The Poetry Corner

The Voice Of The Dead.

By Mary Gardiner Horsford

Oh! call us not silent, The throng of the dead! Though in visible being No longer we tread The pathways of earth, From the grave and the sky, From the halls of the Past And the star-host on high, We speak to the spirit In language divine; List, Mortal, our song, Ere its burden be thine. Our labor is finished, Our race it is run; The guerdon eternal Is lost or is won; A beautiful gift Is the life thou dost share; Bewail not its sorrow, Despise not its care; The rainbow of Hope Spans the ocean of Time; High triumph and holy Makes conflict sublime. Work ever! Life's moments Are fleeting and brief; Behind is the burden, Before, the relief.
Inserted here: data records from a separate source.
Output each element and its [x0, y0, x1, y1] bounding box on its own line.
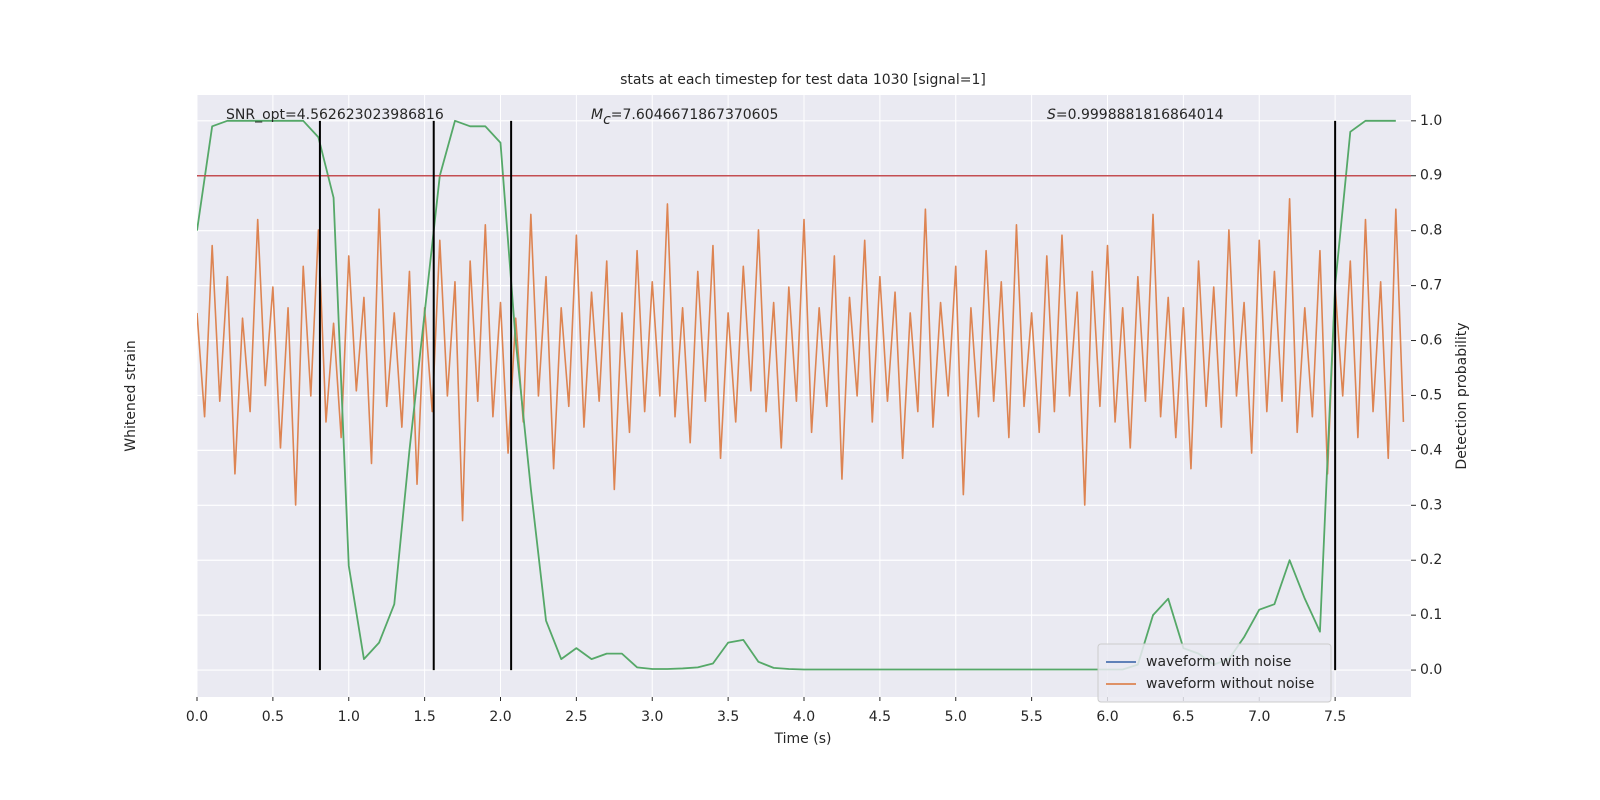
x-tick-label: 5.0 [945, 709, 967, 725]
x-tick-label: 3.0 [641, 709, 663, 725]
y2-tick-label: 0.0 [1420, 662, 1442, 678]
y2-tick-label: 0.7 [1420, 278, 1442, 294]
y2-tick-label: 0.1 [1420, 607, 1442, 623]
y2-tick-label: 0.9 [1420, 168, 1442, 184]
annotation: S=0.9998881816864014 [1047, 107, 1224, 123]
y2-tick-label: 0.6 [1420, 333, 1442, 349]
annotation-subscript: c [603, 112, 611, 128]
annotation-symbol: S [1047, 107, 1056, 123]
y2-tick-label: 1.0 [1420, 113, 1442, 129]
y2-tick-label: 0.8 [1420, 223, 1442, 239]
x-tick-label: 6.5 [1172, 709, 1194, 725]
x-tick-label: 0.0 [186, 709, 208, 725]
annotation: SNR_opt=4.562623023986816 [226, 107, 444, 123]
x-tick-label: 1.0 [338, 709, 360, 725]
chart-title: stats at each timestep for test data 103… [620, 72, 986, 88]
x-tick-label: 6.0 [1096, 709, 1118, 725]
x-tick-label: 1.5 [413, 709, 435, 725]
marks [197, 119, 1411, 671]
legend: waveform with noise waveform without nois… [1097, 643, 1332, 703]
x-tick-label: 0.5 [262, 709, 284, 725]
annotation: Mc=7.6046671867370605 [591, 107, 778, 128]
x-tick-label: 3.5 [717, 709, 739, 725]
y2-tick-label: 0.5 [1420, 387, 1442, 403]
y-axis-label: Whitened strain [123, 340, 139, 451]
x-tick-label: 2.0 [489, 709, 511, 725]
legend-label: waveform with noise [1146, 654, 1291, 670]
y2-tick-label: 0.4 [1420, 442, 1442, 458]
x-tick-label: 7.5 [1324, 709, 1346, 725]
legend-label: waveform without noise [1146, 676, 1314, 692]
x-tick-label: 5.5 [1020, 709, 1042, 725]
x-tick-label: 4.0 [793, 709, 815, 725]
y2-tick-label: 0.2 [1420, 552, 1442, 568]
annotation-value: =7.6046671867370605 [611, 107, 779, 123]
annotation-symbol: M [591, 107, 603, 123]
x-axis-label: Time (s) [774, 731, 832, 747]
legend-box [1097, 643, 1332, 703]
y2-axis-label: Detection probability [1454, 322, 1470, 469]
labels: 0.0 0.5 1.0 1.5 2.0 2.5 3.0 3.5 4.0 4.5 5.0 5.5 6.0 6… [186, 113, 1442, 725]
annotation-value: =0.9998881816864014 [1056, 107, 1224, 123]
x-tick-label: 2.5 [565, 709, 587, 725]
x-tick-label: 4.5 [869, 709, 891, 725]
series-line [197, 197, 1405, 522]
y2-tick-label: 0.3 [1420, 497, 1442, 513]
x-tick-label: 7.0 [1248, 709, 1270, 725]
Work nobly! the deed Liveth bright in the Past, When the spirit that planned Is at rest from the blast; Work nobly! the Infinite Spreads to thy sight, The higher thou soarest The stronger thy flight. And when from thy vision Loved faces shall wane, And thy heart-strings thrill wildly With anguish and pain; The voices that now Are as faint as the tone Of the Zephyr, that stirs not The rose on its throne, Shall burst on thy soul,-- An orchestra divine, With seraph and cherub From Deity's shrine.